To inhabitants of the Gulf Coast region of Louisiana, food is much more than nourishment. The acts of gathering, preparing, and sharing food are ways to raise children, bond with friends, and build community. In Bayou Harvest: Subsistence Practice in Coastal Louisiana, Helen A. Regis and Shana Walton examine how coastal residents deploy self-reliance and care for each other through harvesting and sharing food. Pulling from four years of fieldwork and study, Walton and Regis explore harvesting, hunting, and foraging by Native Americans, Cajuns, and other Bayou residents. This engagement with Indigenous thinkers and their neighbors yields a multifaceted view of subsistence in Louisiana. Readers will learn about coastal residents’ love for the land and water, their deep connections to place, and how they identify with their food and game heritage. The book also delves into their worries about the future, particularly storms, pollution, and land loss in the coastal region. Using a set of narratives that documents the everyday food practices of these communities, the authors conclude that subsistence is not so much a specific task like peeling shrimp or harvesting sassafras, but is fundamentally about what these activities mean to the people of the coast.
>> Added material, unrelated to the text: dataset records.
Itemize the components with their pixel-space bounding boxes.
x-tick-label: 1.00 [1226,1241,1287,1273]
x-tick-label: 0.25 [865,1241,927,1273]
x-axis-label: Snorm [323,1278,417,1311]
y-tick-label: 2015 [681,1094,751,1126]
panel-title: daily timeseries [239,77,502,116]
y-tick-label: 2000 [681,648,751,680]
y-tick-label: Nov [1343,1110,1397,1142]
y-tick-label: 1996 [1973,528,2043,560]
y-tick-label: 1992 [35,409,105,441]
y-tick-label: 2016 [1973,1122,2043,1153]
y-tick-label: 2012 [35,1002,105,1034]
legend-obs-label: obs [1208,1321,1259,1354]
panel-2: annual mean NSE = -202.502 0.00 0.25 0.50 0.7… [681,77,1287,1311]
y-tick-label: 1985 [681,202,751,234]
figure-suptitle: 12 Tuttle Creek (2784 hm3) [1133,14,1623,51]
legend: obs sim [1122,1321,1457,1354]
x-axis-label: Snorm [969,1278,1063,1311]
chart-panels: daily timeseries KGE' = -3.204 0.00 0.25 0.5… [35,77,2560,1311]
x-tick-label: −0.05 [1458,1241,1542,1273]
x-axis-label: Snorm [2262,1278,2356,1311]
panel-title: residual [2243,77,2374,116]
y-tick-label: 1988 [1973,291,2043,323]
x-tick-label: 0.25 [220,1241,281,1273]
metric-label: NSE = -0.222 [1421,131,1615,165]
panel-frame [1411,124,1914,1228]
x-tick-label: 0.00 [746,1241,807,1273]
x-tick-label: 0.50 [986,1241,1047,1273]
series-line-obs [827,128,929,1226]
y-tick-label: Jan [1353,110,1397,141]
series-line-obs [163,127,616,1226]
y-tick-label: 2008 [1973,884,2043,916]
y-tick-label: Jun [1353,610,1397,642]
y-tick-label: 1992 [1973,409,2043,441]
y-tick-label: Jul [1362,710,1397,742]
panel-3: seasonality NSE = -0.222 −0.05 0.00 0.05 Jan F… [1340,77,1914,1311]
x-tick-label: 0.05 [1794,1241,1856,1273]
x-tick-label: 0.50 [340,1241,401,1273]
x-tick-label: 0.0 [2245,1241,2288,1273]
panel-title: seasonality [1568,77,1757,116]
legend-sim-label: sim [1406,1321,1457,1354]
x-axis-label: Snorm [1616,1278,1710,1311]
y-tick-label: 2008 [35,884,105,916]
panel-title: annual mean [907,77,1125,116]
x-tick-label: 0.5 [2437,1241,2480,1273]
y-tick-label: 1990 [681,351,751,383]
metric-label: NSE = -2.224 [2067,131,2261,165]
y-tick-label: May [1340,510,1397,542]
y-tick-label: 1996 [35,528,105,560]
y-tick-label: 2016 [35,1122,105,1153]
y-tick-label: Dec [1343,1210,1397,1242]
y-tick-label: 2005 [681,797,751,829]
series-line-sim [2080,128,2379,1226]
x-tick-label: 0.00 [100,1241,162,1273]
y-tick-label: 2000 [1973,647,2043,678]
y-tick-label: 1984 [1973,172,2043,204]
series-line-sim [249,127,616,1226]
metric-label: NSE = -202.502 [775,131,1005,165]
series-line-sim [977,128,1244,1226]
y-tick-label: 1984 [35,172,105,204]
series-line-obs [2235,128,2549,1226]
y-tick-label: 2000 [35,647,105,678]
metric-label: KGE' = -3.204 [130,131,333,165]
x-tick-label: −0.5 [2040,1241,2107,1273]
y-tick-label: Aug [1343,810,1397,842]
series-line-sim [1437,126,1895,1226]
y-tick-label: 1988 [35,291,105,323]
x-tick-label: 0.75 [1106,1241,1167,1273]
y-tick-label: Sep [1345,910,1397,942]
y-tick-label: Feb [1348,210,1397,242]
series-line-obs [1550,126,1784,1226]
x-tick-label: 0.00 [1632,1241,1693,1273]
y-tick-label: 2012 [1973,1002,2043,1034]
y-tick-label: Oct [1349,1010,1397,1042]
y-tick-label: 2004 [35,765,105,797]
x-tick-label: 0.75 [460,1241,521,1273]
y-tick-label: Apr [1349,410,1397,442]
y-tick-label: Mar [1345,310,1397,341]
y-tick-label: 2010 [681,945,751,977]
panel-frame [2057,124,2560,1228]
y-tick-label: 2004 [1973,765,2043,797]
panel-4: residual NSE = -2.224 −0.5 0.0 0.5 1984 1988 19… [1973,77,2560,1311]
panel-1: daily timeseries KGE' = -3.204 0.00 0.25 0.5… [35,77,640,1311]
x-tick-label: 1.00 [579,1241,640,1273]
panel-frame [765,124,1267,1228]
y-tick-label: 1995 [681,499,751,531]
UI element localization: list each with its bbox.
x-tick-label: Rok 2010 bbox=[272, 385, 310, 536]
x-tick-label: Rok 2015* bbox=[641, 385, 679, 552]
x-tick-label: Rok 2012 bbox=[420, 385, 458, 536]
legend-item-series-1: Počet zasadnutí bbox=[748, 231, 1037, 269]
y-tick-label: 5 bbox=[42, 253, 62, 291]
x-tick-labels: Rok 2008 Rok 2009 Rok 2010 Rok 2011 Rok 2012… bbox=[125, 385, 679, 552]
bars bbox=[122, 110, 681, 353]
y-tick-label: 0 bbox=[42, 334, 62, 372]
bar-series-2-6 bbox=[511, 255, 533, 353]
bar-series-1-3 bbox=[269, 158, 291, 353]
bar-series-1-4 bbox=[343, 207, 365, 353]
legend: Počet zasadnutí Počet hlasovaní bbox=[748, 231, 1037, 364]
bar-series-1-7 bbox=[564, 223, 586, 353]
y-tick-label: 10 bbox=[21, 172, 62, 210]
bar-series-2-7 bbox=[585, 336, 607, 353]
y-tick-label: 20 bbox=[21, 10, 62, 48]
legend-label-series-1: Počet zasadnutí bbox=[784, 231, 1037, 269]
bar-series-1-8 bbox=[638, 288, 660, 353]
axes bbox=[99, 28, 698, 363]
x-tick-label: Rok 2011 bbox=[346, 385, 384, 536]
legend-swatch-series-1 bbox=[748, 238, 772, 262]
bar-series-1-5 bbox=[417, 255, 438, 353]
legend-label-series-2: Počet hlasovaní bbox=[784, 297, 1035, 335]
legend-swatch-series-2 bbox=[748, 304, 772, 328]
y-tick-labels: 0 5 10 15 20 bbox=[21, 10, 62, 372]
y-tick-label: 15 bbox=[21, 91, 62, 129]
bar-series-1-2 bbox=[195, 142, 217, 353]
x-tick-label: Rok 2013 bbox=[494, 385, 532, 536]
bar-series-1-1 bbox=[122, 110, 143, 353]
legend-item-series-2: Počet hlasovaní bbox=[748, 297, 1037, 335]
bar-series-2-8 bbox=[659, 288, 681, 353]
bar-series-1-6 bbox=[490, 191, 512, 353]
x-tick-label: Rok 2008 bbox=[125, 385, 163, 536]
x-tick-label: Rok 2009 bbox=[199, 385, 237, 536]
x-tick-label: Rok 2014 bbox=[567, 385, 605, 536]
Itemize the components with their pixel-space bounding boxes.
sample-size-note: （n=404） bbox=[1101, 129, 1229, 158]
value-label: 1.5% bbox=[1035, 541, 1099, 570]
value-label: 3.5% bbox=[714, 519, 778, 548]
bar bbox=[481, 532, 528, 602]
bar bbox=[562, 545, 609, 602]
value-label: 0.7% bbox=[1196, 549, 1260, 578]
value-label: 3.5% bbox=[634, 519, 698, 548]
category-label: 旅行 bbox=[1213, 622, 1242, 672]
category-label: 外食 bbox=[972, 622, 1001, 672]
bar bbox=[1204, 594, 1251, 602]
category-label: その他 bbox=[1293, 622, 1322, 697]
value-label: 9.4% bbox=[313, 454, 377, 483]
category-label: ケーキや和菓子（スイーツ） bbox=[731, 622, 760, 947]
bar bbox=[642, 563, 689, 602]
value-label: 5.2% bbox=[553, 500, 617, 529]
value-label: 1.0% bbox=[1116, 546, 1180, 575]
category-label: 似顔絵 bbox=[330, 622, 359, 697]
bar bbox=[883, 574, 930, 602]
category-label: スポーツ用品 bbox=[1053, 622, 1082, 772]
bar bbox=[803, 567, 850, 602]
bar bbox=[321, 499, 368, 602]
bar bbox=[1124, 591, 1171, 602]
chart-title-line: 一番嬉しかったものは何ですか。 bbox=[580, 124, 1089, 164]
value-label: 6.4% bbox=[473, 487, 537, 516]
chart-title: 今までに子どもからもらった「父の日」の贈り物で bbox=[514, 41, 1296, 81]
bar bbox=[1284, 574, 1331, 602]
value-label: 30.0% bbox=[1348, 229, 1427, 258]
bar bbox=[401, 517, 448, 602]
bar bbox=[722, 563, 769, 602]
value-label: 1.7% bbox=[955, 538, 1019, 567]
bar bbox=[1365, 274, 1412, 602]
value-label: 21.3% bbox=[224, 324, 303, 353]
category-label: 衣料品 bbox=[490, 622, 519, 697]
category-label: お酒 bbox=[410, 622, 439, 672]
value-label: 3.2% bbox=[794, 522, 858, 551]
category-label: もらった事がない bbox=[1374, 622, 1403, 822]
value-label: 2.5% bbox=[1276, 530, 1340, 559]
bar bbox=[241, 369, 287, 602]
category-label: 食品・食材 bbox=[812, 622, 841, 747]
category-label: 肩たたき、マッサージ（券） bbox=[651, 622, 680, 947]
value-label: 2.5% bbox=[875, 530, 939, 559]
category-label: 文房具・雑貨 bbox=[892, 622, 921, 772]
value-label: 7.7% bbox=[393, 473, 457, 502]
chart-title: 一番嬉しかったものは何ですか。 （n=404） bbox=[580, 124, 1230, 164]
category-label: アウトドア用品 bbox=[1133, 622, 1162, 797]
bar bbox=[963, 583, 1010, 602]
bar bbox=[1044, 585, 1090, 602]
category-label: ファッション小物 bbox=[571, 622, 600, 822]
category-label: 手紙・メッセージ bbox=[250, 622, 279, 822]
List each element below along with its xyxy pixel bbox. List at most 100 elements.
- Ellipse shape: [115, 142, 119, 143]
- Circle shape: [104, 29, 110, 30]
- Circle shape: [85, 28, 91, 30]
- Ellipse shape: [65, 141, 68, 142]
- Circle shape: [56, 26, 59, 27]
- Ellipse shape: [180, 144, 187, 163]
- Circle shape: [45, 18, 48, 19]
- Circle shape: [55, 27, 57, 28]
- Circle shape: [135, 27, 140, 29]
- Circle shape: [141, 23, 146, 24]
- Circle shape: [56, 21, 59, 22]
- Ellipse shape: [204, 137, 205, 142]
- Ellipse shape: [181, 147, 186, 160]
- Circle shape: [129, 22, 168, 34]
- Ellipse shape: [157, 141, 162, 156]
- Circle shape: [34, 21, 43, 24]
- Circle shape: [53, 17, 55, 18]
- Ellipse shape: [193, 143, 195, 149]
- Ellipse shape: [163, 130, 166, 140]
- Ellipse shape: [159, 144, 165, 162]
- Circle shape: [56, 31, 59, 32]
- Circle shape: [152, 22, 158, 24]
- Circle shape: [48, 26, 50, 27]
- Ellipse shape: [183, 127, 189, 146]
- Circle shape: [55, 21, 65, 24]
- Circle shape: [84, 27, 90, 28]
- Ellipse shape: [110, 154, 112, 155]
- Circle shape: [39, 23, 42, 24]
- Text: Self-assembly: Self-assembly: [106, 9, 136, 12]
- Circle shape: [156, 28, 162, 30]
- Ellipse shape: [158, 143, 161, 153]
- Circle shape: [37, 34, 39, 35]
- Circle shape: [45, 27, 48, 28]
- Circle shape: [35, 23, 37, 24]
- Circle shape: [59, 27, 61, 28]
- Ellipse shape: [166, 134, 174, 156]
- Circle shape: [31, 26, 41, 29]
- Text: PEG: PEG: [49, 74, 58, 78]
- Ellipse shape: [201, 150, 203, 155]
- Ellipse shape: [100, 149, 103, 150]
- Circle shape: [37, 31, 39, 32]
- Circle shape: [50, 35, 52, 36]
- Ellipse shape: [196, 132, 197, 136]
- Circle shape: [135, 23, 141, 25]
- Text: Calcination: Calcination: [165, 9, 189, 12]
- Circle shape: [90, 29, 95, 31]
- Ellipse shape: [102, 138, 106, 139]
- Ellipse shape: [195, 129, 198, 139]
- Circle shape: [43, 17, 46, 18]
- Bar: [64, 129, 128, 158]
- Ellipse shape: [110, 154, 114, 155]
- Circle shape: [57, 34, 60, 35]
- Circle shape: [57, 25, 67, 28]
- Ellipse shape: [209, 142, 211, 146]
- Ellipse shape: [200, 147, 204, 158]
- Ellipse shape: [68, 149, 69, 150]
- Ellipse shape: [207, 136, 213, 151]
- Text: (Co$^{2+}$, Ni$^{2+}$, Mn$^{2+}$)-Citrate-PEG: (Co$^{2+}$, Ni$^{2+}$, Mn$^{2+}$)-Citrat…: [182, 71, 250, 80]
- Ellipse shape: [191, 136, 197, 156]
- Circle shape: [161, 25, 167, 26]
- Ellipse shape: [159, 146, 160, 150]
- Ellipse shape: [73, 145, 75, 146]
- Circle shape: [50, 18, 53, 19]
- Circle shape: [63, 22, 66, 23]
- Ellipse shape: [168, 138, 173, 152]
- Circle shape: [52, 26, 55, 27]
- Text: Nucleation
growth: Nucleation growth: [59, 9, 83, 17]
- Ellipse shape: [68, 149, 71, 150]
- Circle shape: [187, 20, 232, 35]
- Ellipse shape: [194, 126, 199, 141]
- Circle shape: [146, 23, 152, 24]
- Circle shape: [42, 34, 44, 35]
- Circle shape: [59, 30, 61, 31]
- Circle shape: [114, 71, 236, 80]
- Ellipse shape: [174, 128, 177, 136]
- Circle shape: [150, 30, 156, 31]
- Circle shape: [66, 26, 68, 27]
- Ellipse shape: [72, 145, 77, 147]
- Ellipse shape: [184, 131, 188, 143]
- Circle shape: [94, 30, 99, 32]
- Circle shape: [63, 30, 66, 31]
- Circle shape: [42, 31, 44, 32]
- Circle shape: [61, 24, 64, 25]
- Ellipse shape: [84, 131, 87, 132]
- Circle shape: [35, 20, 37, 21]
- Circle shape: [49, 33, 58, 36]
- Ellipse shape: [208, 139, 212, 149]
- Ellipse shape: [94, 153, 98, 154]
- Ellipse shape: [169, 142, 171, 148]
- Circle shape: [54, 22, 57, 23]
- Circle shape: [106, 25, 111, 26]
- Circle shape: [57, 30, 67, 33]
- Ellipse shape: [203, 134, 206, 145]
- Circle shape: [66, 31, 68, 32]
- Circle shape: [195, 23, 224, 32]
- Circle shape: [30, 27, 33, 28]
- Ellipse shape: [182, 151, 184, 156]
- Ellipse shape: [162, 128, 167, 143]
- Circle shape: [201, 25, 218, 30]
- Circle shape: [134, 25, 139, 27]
Drawn together with immersive writing, this book explores a way of life that is vibrant, built on deep historical roots, and profoundly threatened by the Gulf’s shrinking coast.

French and Creole in Louisiana

French and Creole in Louisiana
Author: Albert Valdman
Publsiher: Springer Science & Business Media
Total Pages: 396
Release: 2013-03-09
Genre: Language Arts & Disciplines
ISBN: 9781475752786

Download French and Creole in Louisiana Book in PDF, Epub and Kindle

Leading specialists on Cajun French and Louisiana Creole examine dialectology and sociolinguistics in this volume, the first comprehensive treatment of the linguistic situation of francophone Louisiana and its relation to the current development of French in North America outside of Quebec. Topics discussed include: language shift and code mixing speaker attitudes the role of schools and media in the maintenance of these languages and such language planning initiatives as the CODOFIL program to revive the sue of French in Louisiana. £/LIST£

Good God but You Smart

Good God but You Smart
Author: Nichole E. Stanford
Publsiher: University Press of Colorado
Total Pages: 360
Release: 2016-10-14
Genre: Language Arts & Disciplines
ISBN: 9781607325086

Download Good God but You Smart Book in PDF, Epub and Kindle

Taking Cajuns as a case study, Good God but You Smart! explores the subtle ways language bias is used in classrooms, within families, and in pop culture references to enforce systemic economic inequality. It is the first book in composition studies to examine comprehensively, and from an insider’s perspective, the cultural and linguistic assimilation of Cajuns in Louisiana. The study investigates the complicated motivations and cultural concessions of upwardly mobile Cajuns who “choose” to self-censor—to speak Standardized English over the Cajun English that carries their cultural identity. Drawing on surveys of English teachers in four Louisiana colleges, previously unpublished archival data, and Pierre Bourdieu’s theory of the legitimate language, author Nichole Stanford explores how socioeconomic and political pressures rooted in language prejudice make code switching, or self-censoring in public, seem a responsible decision. Yet teaching students to skirt others’ prejudice toward certain dialects only puts off actually dealing with the prejudice. Focusing on what goes on outside classrooms, Stanford critiques code switching and cautions users of code meshing that pedagogical responses within the educational system are limited by the reproductive function of schools. Each theory section includes parallel memoir sections in the Cajun tradition of storytelling to open an experiential window to the study without technical language. Through its explication of language legitimacy and its grounding in lived experience, Good God but You Smart! is an essential addition to the pedagogical canon of language minority studies like those of Villanueva, Gilyard, Smitherman, and Rose.